Claude smiled to imagine how Bunny must have been fuming over those assertions.

“. . fragrance must be styled just as fashions are, or automobiles, or table settings, or anything else. Fragrance styles, like fashion styles, are cyclical, but new developments in chemicals, like new developments in fabrics, mean a return-with-a-difference. Thank you.”

During the applause that followed, Claude pictured Bunny clinching pale, manicured fists. In Claude's picture, his cousin was the only member of the audience not clapping. In real life, however, that was not the case. Wiggs Dannyboy had not applauded because he had heard nothing that astonished him (he had, in fact, been bored and disappointed with his introduction to perfuming). V'lu Jackson and Priscilla Partido had not applauded because they, in separate parts of the auditorium, were so close to sleep that their breathing was locked into snore-launch modes. They nodded through the introduction of “master perfumer Marcel LeFever,” twitching into wakefulness only when their respective subconscious minds were pricked, for some odd reason, by the words, “It was then, toward the end of the Cretaceous Period, that the flowers wiped out the dinosaurs.”

Oblivious to the fact that he'd shaken two attractive amateurs from the mosquito nets of drowsiness and reversed an outside observer's decision to go to the men's room for a toke of marijuana, Bunny continued: “Science knows that the disappearance of dinosaurs and the appearance of flowers occurred simultaneously, yet, strangely, it has never drawn much of a connection between the two events. It is up to perfumers to correct the oversight.

“Vegetarian dinosaurs dined on ferns, floating water plants, and the palmlike cycad. They were not very intelligent, and certainly not very French, having developed a limited, strictly specialized diet. When the great mountain building took place during the Cretaceous Period, seaways drained and swamps dried up. First the aquatic plants, then the ferns and cycads succumbed. Insufficient surface water. Some new plants had been gradually moving in, however. These plants were inconspicuous at first, and neither the dinosaurs nor the swamp plants paid them much attention. Ah, but they had plans for the future. They began to grow their roots longer and longer, sink them deeper and deeper, until they could reach the moisture trapped beneath the surface, and when their stringy little exploratory organs hit the water table — POW!” (Bunny smacked the podium; if V'lu and Priscilla hadn't been awake before, they were now.)

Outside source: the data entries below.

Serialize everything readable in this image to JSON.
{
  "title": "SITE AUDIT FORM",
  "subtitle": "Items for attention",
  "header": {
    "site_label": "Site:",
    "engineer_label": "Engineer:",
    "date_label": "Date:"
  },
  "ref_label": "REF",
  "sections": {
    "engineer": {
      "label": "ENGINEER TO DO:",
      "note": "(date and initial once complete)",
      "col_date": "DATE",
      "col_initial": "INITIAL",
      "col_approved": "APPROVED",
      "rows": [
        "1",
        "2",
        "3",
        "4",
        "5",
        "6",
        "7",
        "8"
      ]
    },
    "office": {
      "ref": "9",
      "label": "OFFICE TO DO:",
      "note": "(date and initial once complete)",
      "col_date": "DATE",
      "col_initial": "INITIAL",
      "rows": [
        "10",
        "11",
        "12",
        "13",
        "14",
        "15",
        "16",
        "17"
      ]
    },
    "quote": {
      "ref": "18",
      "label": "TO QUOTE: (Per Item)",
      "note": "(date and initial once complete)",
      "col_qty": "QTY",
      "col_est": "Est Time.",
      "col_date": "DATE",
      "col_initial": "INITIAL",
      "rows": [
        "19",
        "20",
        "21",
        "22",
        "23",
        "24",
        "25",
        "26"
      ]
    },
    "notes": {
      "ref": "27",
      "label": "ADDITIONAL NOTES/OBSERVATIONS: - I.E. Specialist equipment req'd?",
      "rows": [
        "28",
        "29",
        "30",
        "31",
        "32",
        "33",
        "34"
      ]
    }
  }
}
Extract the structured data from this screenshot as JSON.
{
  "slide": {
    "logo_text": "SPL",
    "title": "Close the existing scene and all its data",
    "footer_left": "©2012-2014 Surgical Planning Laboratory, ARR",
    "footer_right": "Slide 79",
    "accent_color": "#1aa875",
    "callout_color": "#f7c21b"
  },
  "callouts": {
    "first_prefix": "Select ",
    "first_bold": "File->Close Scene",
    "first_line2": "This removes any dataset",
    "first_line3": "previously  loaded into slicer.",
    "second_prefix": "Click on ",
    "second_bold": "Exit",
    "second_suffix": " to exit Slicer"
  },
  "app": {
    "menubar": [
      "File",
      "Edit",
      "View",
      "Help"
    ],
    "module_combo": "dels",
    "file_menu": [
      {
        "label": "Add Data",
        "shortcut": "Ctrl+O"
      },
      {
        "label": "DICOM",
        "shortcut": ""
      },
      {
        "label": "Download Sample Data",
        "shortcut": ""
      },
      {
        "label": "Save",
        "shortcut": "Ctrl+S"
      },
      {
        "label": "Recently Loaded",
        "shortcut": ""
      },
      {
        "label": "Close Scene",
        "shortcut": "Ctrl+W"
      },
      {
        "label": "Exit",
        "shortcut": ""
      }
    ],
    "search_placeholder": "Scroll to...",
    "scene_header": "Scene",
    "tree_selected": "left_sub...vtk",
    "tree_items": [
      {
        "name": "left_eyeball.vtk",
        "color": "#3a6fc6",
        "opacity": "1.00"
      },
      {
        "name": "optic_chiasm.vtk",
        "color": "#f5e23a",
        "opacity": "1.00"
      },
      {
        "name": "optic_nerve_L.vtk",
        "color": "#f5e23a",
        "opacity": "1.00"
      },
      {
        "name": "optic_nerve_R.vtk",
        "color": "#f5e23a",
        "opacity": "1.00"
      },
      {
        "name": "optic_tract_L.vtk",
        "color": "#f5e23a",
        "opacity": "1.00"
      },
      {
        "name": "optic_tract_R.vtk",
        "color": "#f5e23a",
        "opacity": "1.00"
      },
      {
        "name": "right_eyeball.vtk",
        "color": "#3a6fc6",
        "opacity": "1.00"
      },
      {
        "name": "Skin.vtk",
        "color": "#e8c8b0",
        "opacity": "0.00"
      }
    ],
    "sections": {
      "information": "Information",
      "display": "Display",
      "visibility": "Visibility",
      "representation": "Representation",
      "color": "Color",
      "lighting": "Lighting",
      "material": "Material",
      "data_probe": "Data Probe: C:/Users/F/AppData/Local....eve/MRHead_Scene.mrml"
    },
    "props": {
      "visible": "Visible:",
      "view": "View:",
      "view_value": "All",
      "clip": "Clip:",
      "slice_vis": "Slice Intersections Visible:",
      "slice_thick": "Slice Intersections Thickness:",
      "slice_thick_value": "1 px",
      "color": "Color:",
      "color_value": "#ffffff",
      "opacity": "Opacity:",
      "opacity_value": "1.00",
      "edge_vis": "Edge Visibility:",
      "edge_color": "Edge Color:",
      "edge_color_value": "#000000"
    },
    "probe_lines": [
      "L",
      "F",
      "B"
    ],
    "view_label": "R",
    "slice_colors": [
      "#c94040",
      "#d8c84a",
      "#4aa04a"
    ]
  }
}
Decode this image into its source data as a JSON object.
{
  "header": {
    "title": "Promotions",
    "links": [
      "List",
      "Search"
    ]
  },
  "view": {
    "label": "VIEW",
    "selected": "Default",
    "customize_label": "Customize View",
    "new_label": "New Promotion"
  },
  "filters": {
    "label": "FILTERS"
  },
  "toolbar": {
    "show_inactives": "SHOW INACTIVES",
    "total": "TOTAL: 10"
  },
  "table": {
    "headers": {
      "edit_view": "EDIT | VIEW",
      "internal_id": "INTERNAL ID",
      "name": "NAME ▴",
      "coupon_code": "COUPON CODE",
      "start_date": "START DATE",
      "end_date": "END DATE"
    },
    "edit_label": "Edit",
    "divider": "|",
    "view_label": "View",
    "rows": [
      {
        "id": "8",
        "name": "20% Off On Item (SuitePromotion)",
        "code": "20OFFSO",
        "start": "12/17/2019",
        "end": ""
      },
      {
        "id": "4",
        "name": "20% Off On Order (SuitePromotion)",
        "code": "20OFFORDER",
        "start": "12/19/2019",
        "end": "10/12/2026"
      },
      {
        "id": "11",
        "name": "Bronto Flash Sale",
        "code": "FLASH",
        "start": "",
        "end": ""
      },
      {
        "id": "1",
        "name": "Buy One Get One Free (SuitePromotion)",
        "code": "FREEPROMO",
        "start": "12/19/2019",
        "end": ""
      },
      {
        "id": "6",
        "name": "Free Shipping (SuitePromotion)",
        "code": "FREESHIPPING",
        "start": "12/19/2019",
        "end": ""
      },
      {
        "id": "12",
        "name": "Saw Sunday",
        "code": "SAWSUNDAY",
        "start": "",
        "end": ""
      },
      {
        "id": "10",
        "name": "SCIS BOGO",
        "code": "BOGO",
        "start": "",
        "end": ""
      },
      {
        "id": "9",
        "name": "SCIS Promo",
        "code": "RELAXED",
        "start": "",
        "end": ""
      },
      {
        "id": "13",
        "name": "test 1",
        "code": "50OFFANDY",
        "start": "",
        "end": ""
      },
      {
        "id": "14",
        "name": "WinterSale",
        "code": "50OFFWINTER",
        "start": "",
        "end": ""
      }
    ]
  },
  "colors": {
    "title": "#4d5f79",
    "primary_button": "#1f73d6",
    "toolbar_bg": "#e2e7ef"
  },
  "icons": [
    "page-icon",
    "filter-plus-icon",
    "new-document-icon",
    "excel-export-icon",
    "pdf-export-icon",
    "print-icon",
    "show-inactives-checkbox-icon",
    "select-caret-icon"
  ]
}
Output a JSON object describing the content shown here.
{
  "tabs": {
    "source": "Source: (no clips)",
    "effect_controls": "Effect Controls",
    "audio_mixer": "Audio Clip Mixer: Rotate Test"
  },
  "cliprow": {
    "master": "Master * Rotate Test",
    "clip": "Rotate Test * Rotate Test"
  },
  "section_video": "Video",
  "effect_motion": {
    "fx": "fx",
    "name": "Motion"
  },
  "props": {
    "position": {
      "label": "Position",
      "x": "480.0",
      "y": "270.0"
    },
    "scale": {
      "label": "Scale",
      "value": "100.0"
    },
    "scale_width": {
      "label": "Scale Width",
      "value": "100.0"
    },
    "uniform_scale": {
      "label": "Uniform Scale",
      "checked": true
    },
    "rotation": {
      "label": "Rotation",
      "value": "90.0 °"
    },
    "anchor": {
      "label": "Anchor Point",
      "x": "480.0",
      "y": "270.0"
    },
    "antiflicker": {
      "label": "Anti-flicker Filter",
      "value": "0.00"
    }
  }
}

“POW! They exploded in a scandalous display of sexual invitation.

“The old claw-and-fang world of drab, predatory, reptilian repression had never seen anything like this. Lasciviously colored, scandalously scented blossom after blossom flaunted its genitalia openly, enticing with visual and heretofore unknown olfactory charms any who might be inclined to sample its pleasures.

“With their appalling genius for adaptability, insects responded enthusiastically to the outbreak of sensuality. So did the smaller birds. Dinosaurs, however, were repulsed. Although their reproductive equipment must have been monumental — the penis of a Brontosaurus would have been only a couple of yards shorter than the thirty-foot organ of the great blue whale — it was kept out of sight and infrequently used. The dim-witted, thin-blooded dinosaur was not a hot lover, another way in which it differed from the French.” There was a soft ripple of laughter. Very soft. “It mated once a year, barring headaches. So put off was the prudish dinosaur by the sexy smell of flowering plants that it starved to death and went extinct rather than eat them.”